Carolyn Hax: Owning up to past a sign of maturity

Washington Post

Dear Carolyn: My girlfriend has told me about her unfaithful past. She told me she dated someone for three years, and in the last year she became unfaithful.  

After that ended, a year and a half ago, she became very promiscuous. We met four months ago. She told me she would never cheat on me, and that her past was full of mistakes. She says she used sex to cope. 

Sometimes I worry. I’m trying my best not to become a jealous, possessive boyfriend. Any advice? – R.

People can be a bad relationship bet for countless reasons, often in glorious combination. Fixating on only one of them automatically forces you into a narrow view of a person, just when thinking broadly would optimize your judgment – not just of her, but of yourself with her.

Of course it makes sense to be concerned about her destructive past. Of course it’s going to be on your mind. Of course infidelity is near the top of the bad-news food chain.

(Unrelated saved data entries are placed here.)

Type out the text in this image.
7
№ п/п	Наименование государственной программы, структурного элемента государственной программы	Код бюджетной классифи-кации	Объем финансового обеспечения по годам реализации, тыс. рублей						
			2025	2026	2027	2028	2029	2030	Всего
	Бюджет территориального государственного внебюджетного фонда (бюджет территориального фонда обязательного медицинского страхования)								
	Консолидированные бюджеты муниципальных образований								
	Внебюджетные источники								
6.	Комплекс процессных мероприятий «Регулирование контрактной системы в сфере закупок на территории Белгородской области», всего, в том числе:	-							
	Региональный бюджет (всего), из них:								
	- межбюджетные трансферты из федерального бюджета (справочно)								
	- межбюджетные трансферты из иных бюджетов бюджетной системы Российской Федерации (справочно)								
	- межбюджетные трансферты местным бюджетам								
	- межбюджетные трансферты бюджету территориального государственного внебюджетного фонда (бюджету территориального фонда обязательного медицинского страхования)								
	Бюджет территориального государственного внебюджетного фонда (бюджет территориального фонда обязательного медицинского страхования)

But tease out the contributing elements of cheating, and you’ll get a much less tidy, but much more useful set of traits to screen for – in part because they’re behind all kinds of destructive behavior, not just infidelity.

Being possessive of someone, or employing the proverbial short leash, does nothing to offset any of these destructive tendencies. What does keep them from infecting a relationship is mastery of them by your girlfriend, and a certain amount of acceptance of them by you both.

The former is pretty straightforward. If she has looked the worst of herself in the face, identified her errors and frailties, worked to overcome them, and accepted that some element of this work will be lifelong, then I like her chances in a relationship better than I do some people’s who’ve never once colored outside a line.

As for the latter: I like both of your chances if you’re both mature enough to recognize there’s no such thing as trusting someone never to do you harm. There’s only trust that it won’t be purposeful or negligent – and that you’re prepared to handle it.